What if comedy teams were chosen by accountants? It might go something like this:
“Okay Laurel, you go with Costello. Rowan? Team up with Hardy. Lewis? Stand next to Shuster…”
News this week that Dan O’Toole was being axed at TSN caught many sports viewers and industry observers by surprise. If jettisoning one half of the nightly sports desk team of Jay & Dan was strictly a cost-cutting, streamlining measure, as Bell Media has insisted,why risk damaging one of your existing tentpole programs?
Viewers did not clamour to see a Tommy Smothers Show after he briefly split from the brother mom-always-liked-best, Dick. Go back and look up what happened to Sonny Bono and Cher’s solo variety shows in the ’70s after their marriage fell apart and they broke the act in two halfs. The two eventually reunited on a network hour, but the damage was done and the magic was lost.
The challenge for surviving host Jay Onrait now appears to be to carry on with his nightly sportsdesk show without O’Toole. (There was no Jay solo hour Thursday night, just more SportsCentre.) He’s no doubt talented enough to find a way, but viewers who might have been thinking about migrating away from Rogers/Sportsnet’s Tim & Sid now that Tim Micallef and Sid Seixeiro have also been split up might be lost to Netflix or Disney+ for keeps.

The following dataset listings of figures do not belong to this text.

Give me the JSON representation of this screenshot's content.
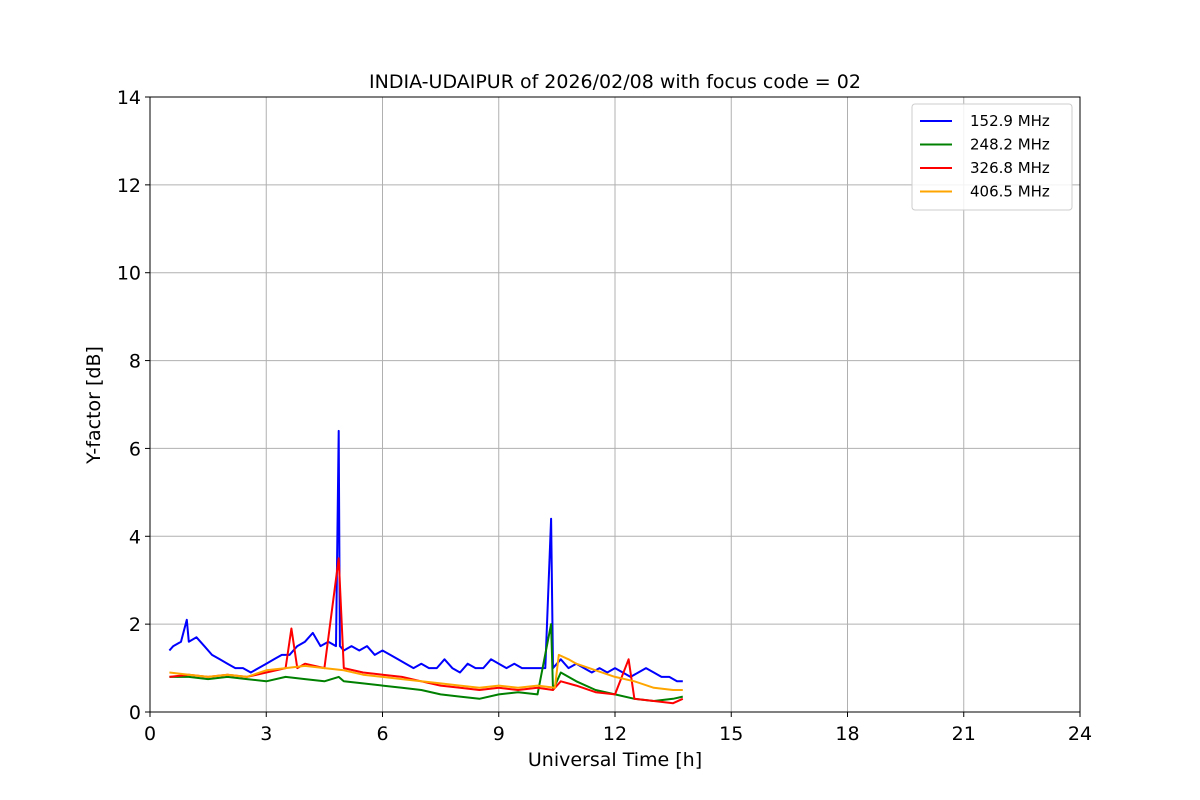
{
  "chart_data": {
    "type": "line",
    "title": "INDIA-UDAIPUR of 2026/02/08 with focus code = 02",
    "xlabel": "Universal Time [h]",
    "ylabel": "Y-factor [dB]",
    "xlim": [
      0,
      24
    ],
    "ylim": [
      0,
      14
    ],
    "xticks": [
      0,
      3,
      6,
      9,
      12,
      15,
      18,
      21,
      24
    ],
    "yticks": [
      0,
      2,
      4,
      6,
      8,
      10,
      12,
      14
    ],
    "grid": true,
    "legend_position": "top-right",
    "series": [
      {
        "name": "152.9 MHz",
        "color": "#0000ff",
        "x": [
          0.5,
          0.6,
          0.8,
          0.95,
          1.0,
          1.2,
          1.4,
          1.6,
          1.8,
          2.0,
          2.2,
          2.4,
          2.6,
          2.8,
          3.0,
          3.2,
          3.4,
          3.6,
          3.8,
          4.0,
          4.2,
          4.4,
          4.6,
          4.8,
          4.87,
          4.9,
          5.0,
          5.2,
          5.4,
          5.6,
          5.8,
          6.0,
          6.2,
          6.4,
          6.6,
          6.8,
          7.0,
          7.2,
          7.4,
          7.6,
          7.8,
          8.0,
          8.2,
          8.4,
          8.6,
          8.8,
          9.0,
          9.2,
          9.4,
          9.6,
          9.8,
          10.0,
          10.2,
          10.35,
          10.4,
          10.5,
          10.6,
          10.8,
          11.0,
          11.2,
          11.4,
          11.6,
          11.8,
          12.0,
          12.2,
          12.4,
          12.6,
          12.8,
          13.0,
          13.2,
          13.4,
          13.6,
          13.75
        ],
        "y": [
          1.4,
          1.5,
          1.6,
          2.1,
          1.6,
          1.7,
          1.5,
          1.3,
          1.2,
          1.1,
          1.0,
          1.0,
          0.9,
          1.0,
          1.1,
          1.2,
          1.3,
          1.3,
          1.5,
          1.6,
          1.8,
          1.5,
          1.6,
          1.5,
          6.4,
          1.5,
          1.4,
          1.5,
          1.4,
          1.5,
          1.3,
          1.4,
          1.3,
          1.2,
          1.1,
          1.0,
          1.1,
          1.0,
          1.0,
          1.2,
          1.0,
          0.9,
          1.1,
          1.0,
          1.0,
          1.2,
          1.1,
          1.0,
          1.1,
          1.0,
          1.0,
          1.0,
          1.0,
          4.4,
          1.0,
          1.1,
          1.2,
          1.0,
          1.1,
          1.0,
          0.9,
          1.0,
          0.9,
          1.0,
          0.9,
          0.8,
          0.9,
          1.0,
          0.9,
          0.8,
          0.8,
          0.7,
          0.7
        ]
      },
      {
        "name": "248.2 MHz",
        "color": "#008000",
        "x": [
          0.5,
          1.0,
          1.5,
          2.0,
          2.5,
          3.0,
          3.5,
          4.0,
          4.5,
          4.87,
          5.0,
          5.5,
          6.0,
          6.5,
          7.0,
          7.5,
          8.0,
          8.5,
          9.0,
          9.5,
          10.0,
          10.35,
          10.4,
          10.6,
          11.0,
          11.5,
          12.0,
          12.5,
          13.0,
          13.5,
          13.75
        ],
        "y": [
          0.8,
          0.8,
          0.75,
          0.8,
          0.75,
          0.7,
          0.8,
          0.75,
          0.7,
          0.8,
          0.7,
          0.65,
          0.6,
          0.55,
          0.5,
          0.4,
          0.35,
          0.3,
          0.4,
          0.45,
          0.4,
          2.0,
          0.5,
          0.9,
          0.7,
          0.5,
          0.4,
          0.3,
          0.25,
          0.3,
          0.35
        ]
      },
      {
        "name": "326.8 MHz",
        "color": "#ff0000",
        "x": [
          0.5,
          1.0,
          1.5,
          2.0,
          2.5,
          3.0,
          3.5,
          3.65,
          3.8,
          4.0,
          4.5,
          4.87,
          5.0,
          5.5,
          6.0,
          6.5,
          7.0,
          7.5,
          8.0,
          8.5,
          9.0,
          9.5,
          10.0,
          10.4,
          10.6,
          11.0,
          11.5,
          12.0,
          12.35,
          12.5,
          13.0,
          13.5,
          13.75
        ],
        "y": [
          0.8,
          0.85,
          0.8,
          0.85,
          0.8,
          0.9,
          1.0,
          1.9,
          1.0,
          1.1,
          1.0,
          3.5,
          1.0,
          0.9,
          0.85,
          0.8,
          0.7,
          0.6,
          0.55,
          0.5,
          0.55,
          0.5,
          0.55,
          0.5,
          0.7,
          0.6,
          0.45,
          0.4,
          1.2,
          0.3,
          0.25,
          0.2,
          0.3
        ]
      },
      {
        "name": "406.5 MHz",
        "color": "#ffa500",
        "x": [
          0.5,
          1.0,
          1.5,
          2.0,
          2.5,
          3.0,
          3.5,
          4.0,
          4.5,
          5.0,
          5.5,
          6.0,
          6.5,
          7.0,
          7.5,
          8.0,
          8.5,
          9.0,
          9.5,
          10.0,
          10.45,
          10.55,
          10.8,
          11.0,
          11.5,
          12.0,
          12.5,
          13.0,
          13.5,
          13.75
        ],
        "y": [
          0.9,
          0.85,
          0.8,
          0.85,
          0.8,
          0.95,
          1.0,
          1.05,
          1.0,
          0.95,
          0.85,
          0.8,
          0.75,
          0.7,
          0.65,
          0.6,
          0.55,
          0.6,
          0.55,
          0.6,
          0.55,
          1.3,
          1.2,
          1.1,
          0.95,
          0.8,
          0.7,
          0.55,
          0.5,
          0.5
        ]
      }
    ]
  }
}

Viewers watch sports desk shows to see highlights and clips and get caught up on the day’s action. Establishing and branding a team — something that generally takes years — adds chemistry and a little magic. You tune in for the clash of personalities, or in Jay and Dan’s case most nights, the laughs. These two had their shtick down and even on nights when it seemed as if one of them was off, there was a playfulness that was different from the usual sports update approach.
Twenty-twenty was a brutal year for broadcasters and especially for sports networks. Canadian media companies that had paid big bucks for NHL, NBA, Major League baseball, golf, tennis and even CFL rights saw their marquee draws reduced, rescheduled or completely shut down. NHL ratings were cut in half or worse as games finally resumed in summer months when fans were at the cottage and just not into it.
Ratings fell through the cellar. The daily overnight charts looked like they simply hadn’t been filled in yet — all blanks. Sports broadcasters saw ad revenues plummet.
Things, though, are ramping back up. CTV/TSN has the biggest draw in all television this Sunday, The Super Bowl. There is plenty of hockey, baseball, basketball and other sports action to report.
I have zero inside knowledge of the Jay & Dan decision. There could be much more to the story.
What I do know is that producer Hal Roach did not tell Oliver Hardy that his services were no longer required when the Great Depression hit. He helped the boys migrate from silent to sound pictures and created one of the great distractions of the 1930s. Roach knew that a crisis was a terrible time to split up a comedy team.
This is another fine mess TSN has gotten themselves into.